To quote Murray Carter, "no knife is ever as sharp as when it first comes off the stone." Every time you use it, you lose something, even it is very hard to detect at first. For me, it isn't a mater of how long can I make it work before resharpening, I would just rather have it at its peak any time I put it to use.
I have plenty of the high end Japanese cleavers too, just seldom use them as I don't think most of them are as well designed and balanced for Chinese cooking as the Chinese ones.
 
I have plenty of the high end Japanese cleavers too, just seldom use them as I don't think most of them are as well designed and balanced for Chinese cooking as the Chinese ones.
Huh?

Jay
 
There is one thing about these cheapy carbon ones, though...they're super reactive!

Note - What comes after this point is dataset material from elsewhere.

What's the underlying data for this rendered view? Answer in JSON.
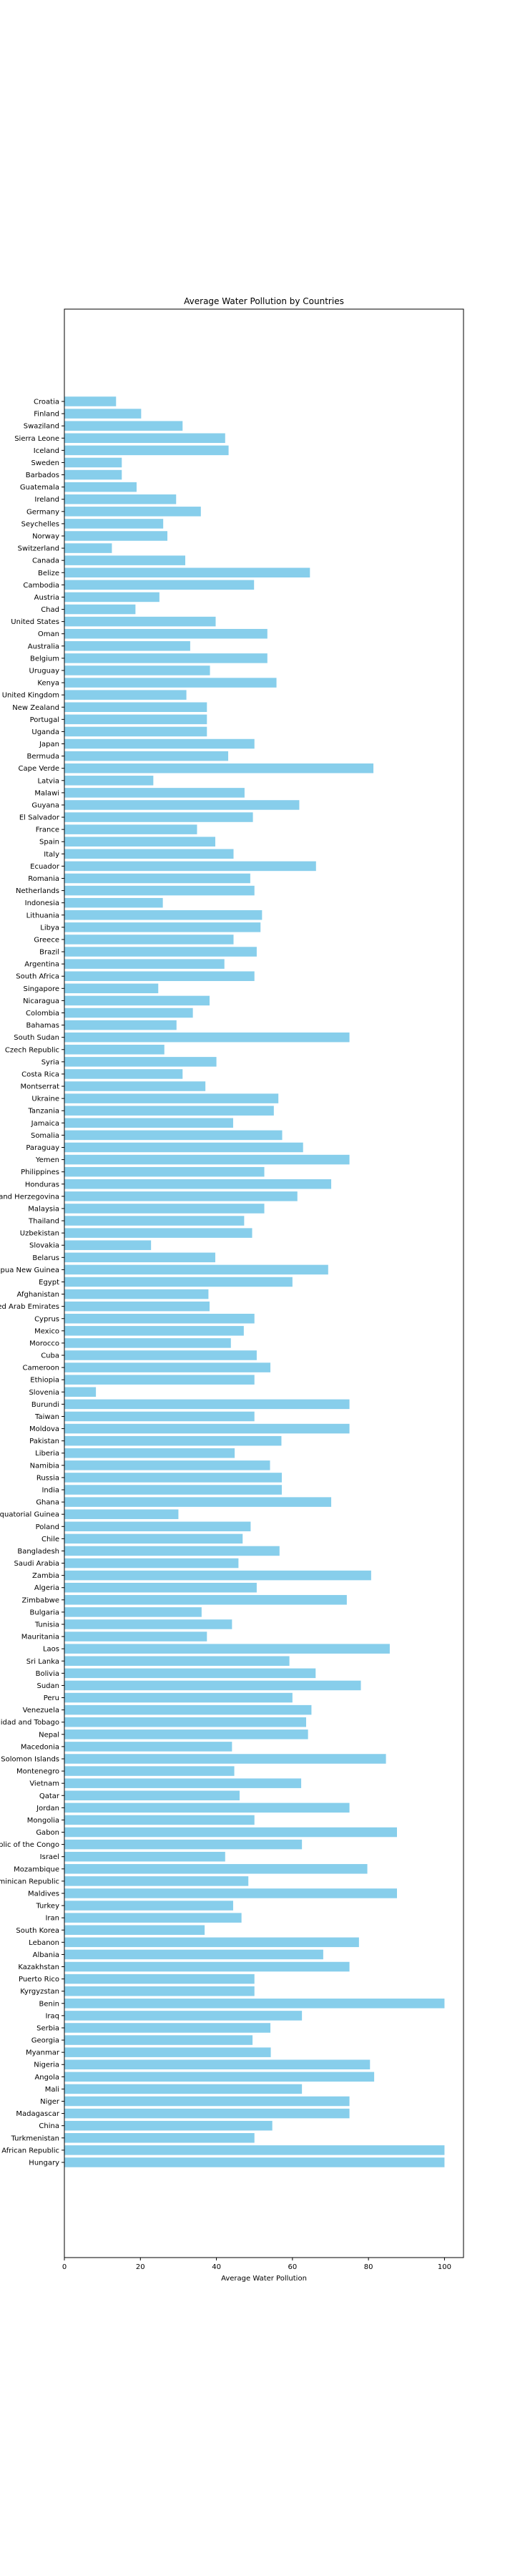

I keep trying to put a mustard patina on one that I just bought today and it just turns orange, which I assume is rust and not patina. How do you guys even use these things if they're so reactive?
 
My mizuno gets an orange patina sometimes too. Orange isn't indicative of rust...I could be wrong but when it really rusts you know it is rust. Meat never leaves the orange patina for me acid sometimes does though depending on the steel
 
Huh back Jay?
I just stated my personal experience which includes studying at a Chinese mainland cooking school last year.

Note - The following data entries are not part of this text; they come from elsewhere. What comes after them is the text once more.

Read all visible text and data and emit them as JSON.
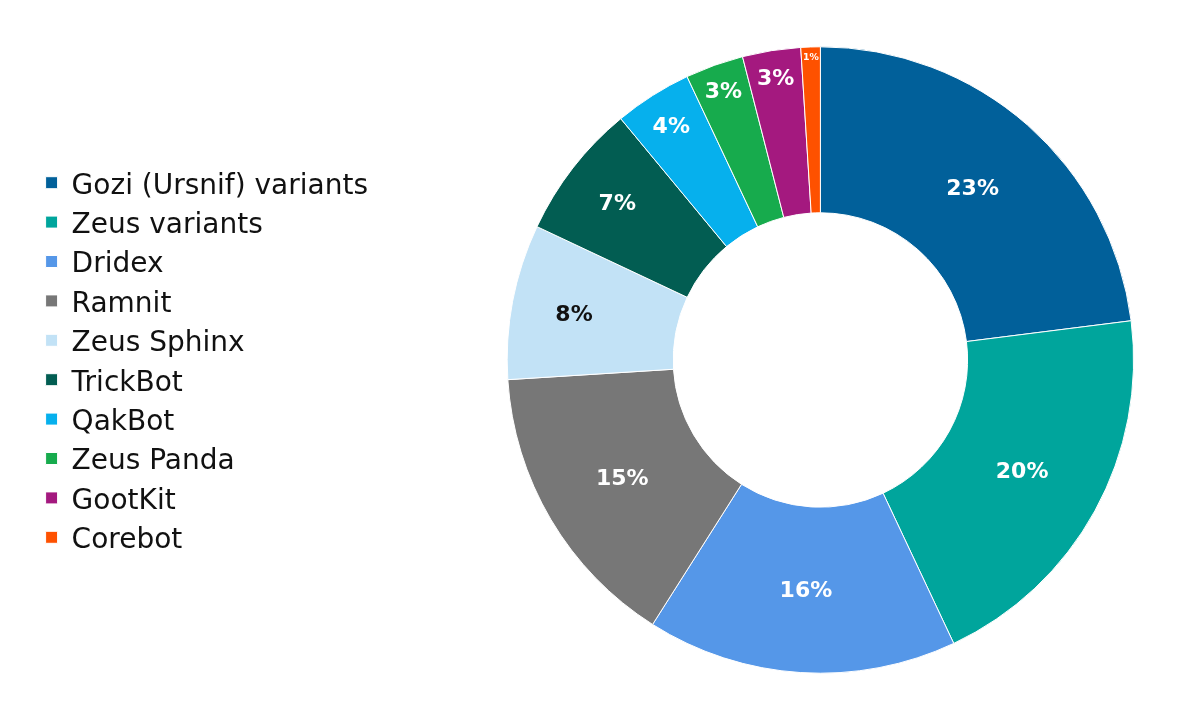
{
  "chart_data": {
    "type": "donut",
    "categories": [
      "Gozi (Ursnif) variants",
      "Zeus variants",
      "Dridex",
      "Ramnit",
      "Zeus Sphinx",
      "TrickBot",
      "QakBot",
      "Zeus Panda",
      "GootKit",
      "Corebot"
    ],
    "values": [
      23,
      20,
      16,
      15,
      8,
      7,
      4,
      3,
      3,
      1
    ],
    "colors": [
      "#01609a",
      "#00a59c",
      "#5597e8",
      "#777777",
      "#c2e2f6",
      "#025d52",
      "#06b0ed",
      "#17ab4d",
      "#a4197f",
      "#fe5100"
    ],
    "value_labels": [
      "23%",
      "20%",
      "16%",
      "15%",
      "8%",
      "7%",
      "4%",
      "3%",
      "3%",
      "1%"
    ],
    "legend": "left"
  }
}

Let me be clear then, you said, "I have plenty of the high end Japanese cleavers too, just seldom use them as I don't think most of them are as well designed and balanced for Chinese cooking as the Chinese ones." What features or attributes, make a Chinese cleaver, better then a Japanese one? What do you mean by balanced?

Jay
 
Let me be clear then, you said, "I have plenty of the high end Japanese cleavers too, just seldom use them as I don't think most of them are as well designed and balanced for Chinese cooking as the Chinese ones." What features or attributes, make a Chinese cleaver, better then a Japanese one? What do you mean by balanced?

Jay
+1. I'm pretty curious about this, too. I'm not a cleaver guy. I've used a couple of slicers a total of 10-15 min. I'd appreciate a more detailed post, thanks.
 
Here's the thing, I would personally give my left nut to travel to China, take cooking classes and go on a cleaver shopping spree. For true authentic Chinese cooking of course the Chinese made and designed knives will excel for the task. That is the task for which they are designed.

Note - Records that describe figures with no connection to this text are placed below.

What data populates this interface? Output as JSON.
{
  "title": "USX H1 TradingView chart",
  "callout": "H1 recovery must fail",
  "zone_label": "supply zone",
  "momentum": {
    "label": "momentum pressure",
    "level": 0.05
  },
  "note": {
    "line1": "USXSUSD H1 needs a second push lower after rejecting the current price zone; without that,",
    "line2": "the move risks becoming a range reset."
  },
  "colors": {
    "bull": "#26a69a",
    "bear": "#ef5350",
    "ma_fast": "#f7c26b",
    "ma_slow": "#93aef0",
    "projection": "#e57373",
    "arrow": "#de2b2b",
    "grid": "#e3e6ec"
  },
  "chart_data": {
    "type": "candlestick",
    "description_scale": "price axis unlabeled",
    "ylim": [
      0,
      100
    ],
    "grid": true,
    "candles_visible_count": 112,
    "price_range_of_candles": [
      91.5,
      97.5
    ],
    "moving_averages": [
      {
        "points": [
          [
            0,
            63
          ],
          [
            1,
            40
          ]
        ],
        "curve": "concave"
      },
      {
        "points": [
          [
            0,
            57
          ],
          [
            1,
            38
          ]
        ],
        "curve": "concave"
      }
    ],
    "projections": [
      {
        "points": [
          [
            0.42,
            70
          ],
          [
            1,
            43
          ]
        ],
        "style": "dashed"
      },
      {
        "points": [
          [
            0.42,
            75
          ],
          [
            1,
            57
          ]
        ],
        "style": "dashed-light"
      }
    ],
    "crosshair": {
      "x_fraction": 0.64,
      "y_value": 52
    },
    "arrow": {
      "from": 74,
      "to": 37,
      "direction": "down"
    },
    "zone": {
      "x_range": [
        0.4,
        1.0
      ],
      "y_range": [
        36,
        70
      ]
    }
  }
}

At first at least, for most of the people on this forum and others like it, they aren't necessarily looking to cook authentic chinese dishes at home, they want to try a cleaver as a direct replacement for the preferred chef's knife for their regular home cooking. That's not a bad thing, anytime anyone picks up a cleaver for any style of cooking is great in my eyes. I think the design and functionality of a cleaver can work for multiple types and designs of cleavers and any type of cuisine you throw at it. I personally cook Mexican cuisine about half the time with mine. Now if someone is a knifeknut on here they are fans of thin bladed hard steeled ultra sharp gyuto or the american made version whatever you'd call that. The best cleaver upgrade for that type of knife is going to be a thin light(er) hard steeled cleaver. A good cheap alternative will be a thin slicer like a CCK. My understanding is that these super thin slicers aren't your standard everday all purpose knive in China like we use them for here. They are made for fine slicing work. But we are a different bunch here.
 
My understanding is that these super thin slicers aren't your standard everday all purpose knive in China like we use them for here. They are made for fine slicing work. But we are a different bunch here.

When I picked up a really thin CCK (not one I've seen on Mark's site), the lady at the store told me it was specialized for dumplings and not what I was looking for. It was exactly what I was looking for, lol, but I went with an even cheaper cleaver.